PHP protcetion help


I need help to protect my code from mysqli injection and


special characters.
$wiadomosc=filter_var($_POST[‘wiadomosc’], FILTER_SANITIZE_STRING); and every special character will be removed, but now my question is is this code protect me from mysqli injection such as a “DROP TABLE” ? I don’t want anyone to destroy everyhing. Can you tell me how to protect simple mail form and form where data is added to DB?
Thank you guys.

p.s I hvae no registration info or login form


Use PDO or Mysqli and prepared/parameterized queries to protect against sql injection hacks. Do not sanitize/escape (aka mangle) data

For email just use a service like mailgun and youre ok


ok you gave me a hint so I will check online how to do this. I need to do this ASAP . One more question , why when I do the form validation after pressing button “submit” still sending even if the input is empty.


How do you do the form validation?

Do you mean that the page with the form submits/reloads or that the email sends? need your code either way



if($name=" "){
echo “error message”;


You need to add the full code for what you’re doing and explain how it isn’t working as exptected.


$server= “localhost”;
$database= “”;
$username= “”;
$password= “”;

$connection=mysqli_connect($server, $username, $password, $database);
echo " connection failed". mysqli_connect_error();
} else{
$firma=filter_var($_POST[‘firma’], FILTER_SANITIZE_STRING);
$polecam=filter_var($_POST[‘polecam’], FILTER_SANITIZE_STRING);
$place=filter_var($_POST[‘place’], FILTER_SANITIZE_STRING);
if($name=" "){
echo “error message”;
$date = date(‘Y-m-d H:i:s’);
$sql=“INSERT INTO niepol (firma, niepolecam, place, data) VALUES (’$firma’, ‘$polecam’, ‘$place’, ‘$date’)”;

    if($final=mysqli_query($connection, $sql)){     
        echo "<h2>Dziekujemy</h2>";
        echo"<p>Twoja ogłoszenie zostało dodane i będzie widoczne automatycznie</p>";
    } else{
        echo "Ogłoszenie nie zostało dodane.
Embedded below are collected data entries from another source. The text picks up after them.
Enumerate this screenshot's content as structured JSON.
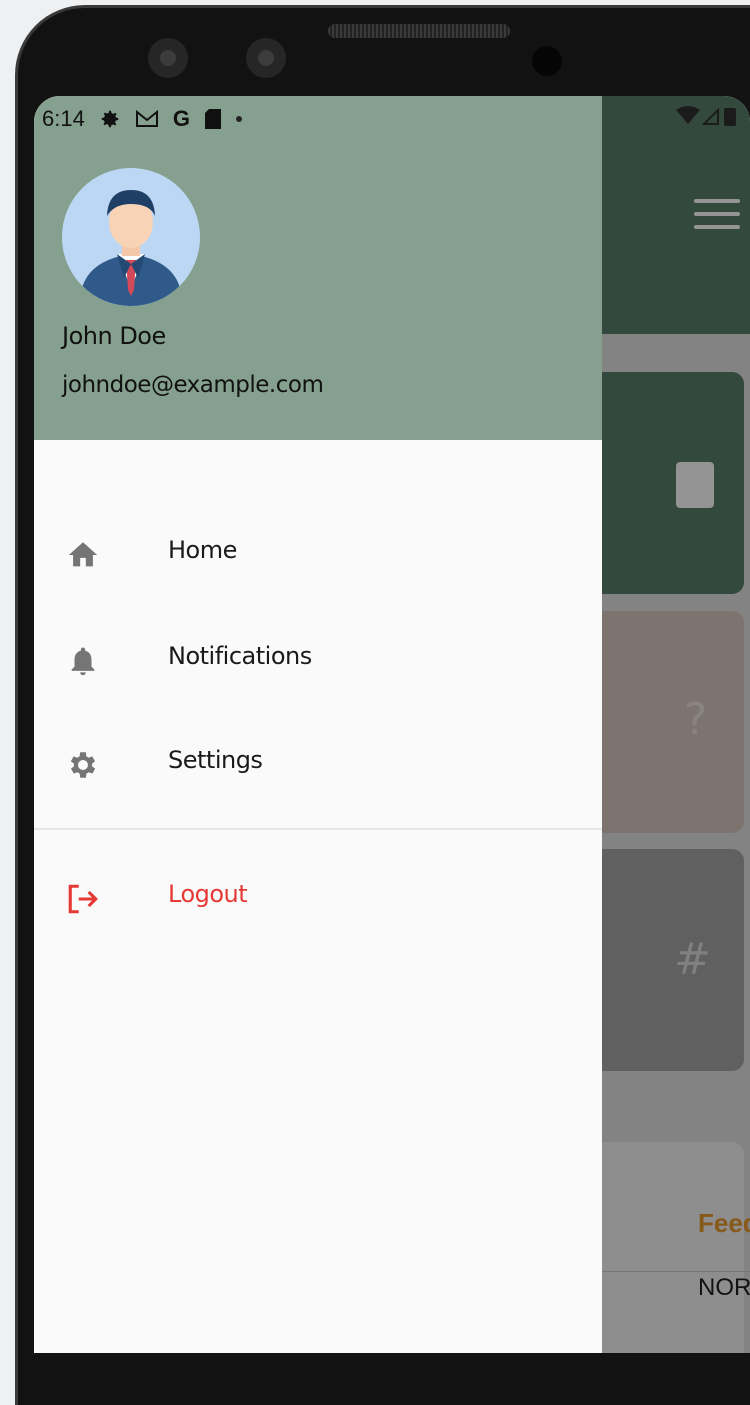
{
  "status_bar": {
    "time": "6:14",
    "icons": [
      "settings-icon",
      "gmail-icon",
      "google-icon",
      "sd-card-icon",
      "dot-icon"
    ],
    "google_glyph": "G",
    "right_icons": [
      "wifi-icon",
      "signal-icon",
      "battery-icon"
    ]
  },
  "drawer": {
    "user": {
      "name": "John Doe",
      "email": "johndoe@example.com"
    },
    "items": [
      {
        "label": "Home",
        "icon": "home-icon"
      },
      {
        "label": "Notifications",
        "icon": "bell-icon"
      },
      {
        "label": "Settings",
        "icon": "gear-icon"
      }
    ],
    "logout": {
      "label": "Logout",
      "icon": "logout-icon"
    }
  },
  "background_app": {
    "cards": [
      {
        "icon": "book-icon"
      },
      {
        "icon": "question-icon",
        "glyph": "?"
      },
      {
        "icon": "hash-icon",
        "glyph": "#"
      }
    ],
    "feed_label": "Feed",
    "nor_label": "NOR"
  },
  "colors": {
    "drawer_header": "#86a08f",
    "drawer_bg": "#fafafa",
    "logout": "#e53935",
    "icon_grey": "#757575",
    "app_primary": "#5b7f69"
  }
}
Prosimy o kontakt z administratorem";



Please fix the formatting and use php tags when pasting code

$server = “localhost”;
$database = “”;
$username = “”;
$password = “”;
$connection = mysqli_connect($server, $username, $password, $database);
if (!$connection) {
echo " connection failed" . mysqli_connect_error();
} else {
if (isset($_POST[‘submit’])) {
$firma = filter_var($_POST[‘firma’], FILTER_SANITIZE_STRING);
$polecam = filter_var($_POST[‘polecam’], FILTER_SANITIZE_STRING);
$place = filter_var($_POST[‘place’], FILTER_SANITIZE_STRING);
if ($name = " ") {
echo “error message”;
$date = date(‘Y-m-d H:i:s’);
$sql = “INSERT INTO niepol (firma, niepolecam, place, data) VALUES (’$firma’, ‘$polecam’, ‘$place’, ‘$date’)”;
if ($final = mysqli_query($connection, $sql)) {
echo “


echo “

Twoja ogłoszenie zostało dodane i będzie widoczne automatycznie

} else {
echo “Ogłoszenie nie zostało dodane. Prosimy o kontakt z administratorem”;


I hope it will work. I know I’m messy person. In spare time I will clean my code. Thank you for your help.
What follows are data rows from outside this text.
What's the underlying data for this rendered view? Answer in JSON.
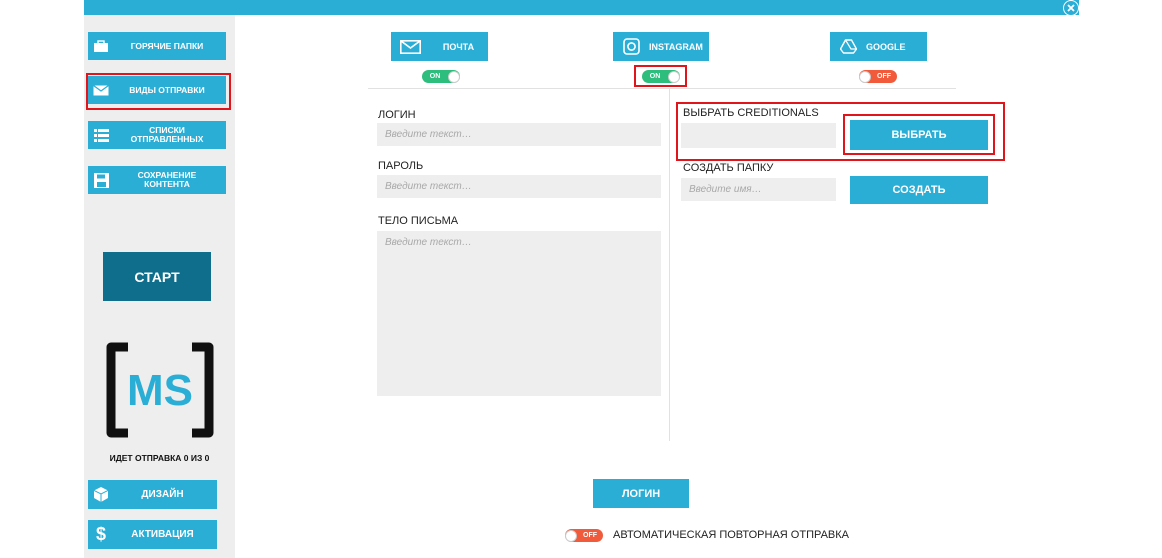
{
  "sidebar": {
    "items": [
      {
        "label": "ГОРЯЧИЕ ПАПКИ",
        "icon": "briefcase-icon"
      },
      {
        "label": "ВИДЫ ОТПРАВКИ",
        "icon": "envelope-icon"
      },
      {
        "label": "СПИСКИ ОТПРАВЛЕННЫХ",
        "icon": "list-icon"
      },
      {
        "label": "СОХРАНЕНИЕ КОНТЕНТА",
        "icon": "floppy-disk-icon"
      }
    ],
    "start_label": "СТАРТ",
    "logo_text": "MS",
    "status_text": "ИДЕТ ОТПРАВКА 0 ИЗ 0",
    "bottom_items": [
      {
        "label": "ДИЗАЙН",
        "icon": "cube-icon"
      },
      {
        "label": "АКТИВАЦИЯ",
        "icon": "dollar-icon"
      }
    ]
  },
  "tabs": [
    {
      "label": "ПОЧТА",
      "icon": "envelope-icon",
      "toggle": "ON"
    },
    {
      "label": "INSTAGRAM",
      "icon": "instagram-icon",
      "toggle": "ON"
    },
    {
      "label": "GOOGLE",
      "icon": "google-drive-icon",
      "toggle": "OFF"
    }
  ],
  "form": {
    "login_label": "ЛОГИН",
    "login_placeholder": "Введите текст…",
    "password_label": "ПАРОЛЬ",
    "password_placeholder": "Введите текст…",
    "body_label": "ТЕЛО ПИСЬМА",
    "body_placeholder": "Введите текст…"
  },
  "credentials": {
    "label": "ВЫБРАТЬ CREDITIONALS",
    "choose_button": "ВЫБРАТЬ",
    "create_folder_label": "СОЗДАТЬ ПАПКУ",
    "folder_placeholder": "Введите имя…",
    "create_button": "СОЗДАТЬ"
  },
  "login_button": "ЛОГИН",
  "auto_resend": {
    "toggle": "OFF",
    "label": "АВТОМАТИЧЕСКАЯ ПОВТОРНАЯ ОТПРАВКА"
  },
  "colors": {
    "accent": "#2aaed6",
    "start": "#0e6e8c",
    "on": "#2dbd7c",
    "off": "#f15a3a",
    "highlight": "#e0141b"
  }
}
ok tell me why $S_SESSION is not working? <?php start_session() ?> on both pages.
if ($name = " ") {

$_SESSION[‘error’]=“ssome message”;


and I wan to display this message where the form is so
echo $_SESSION[‘error’];


I just formatted the code and added it to the thread so people could actually read it. I didn’t change it in any way

If you use a proper editor/IDE then it will contain automatic tools to reformat your code so it’s structured properly.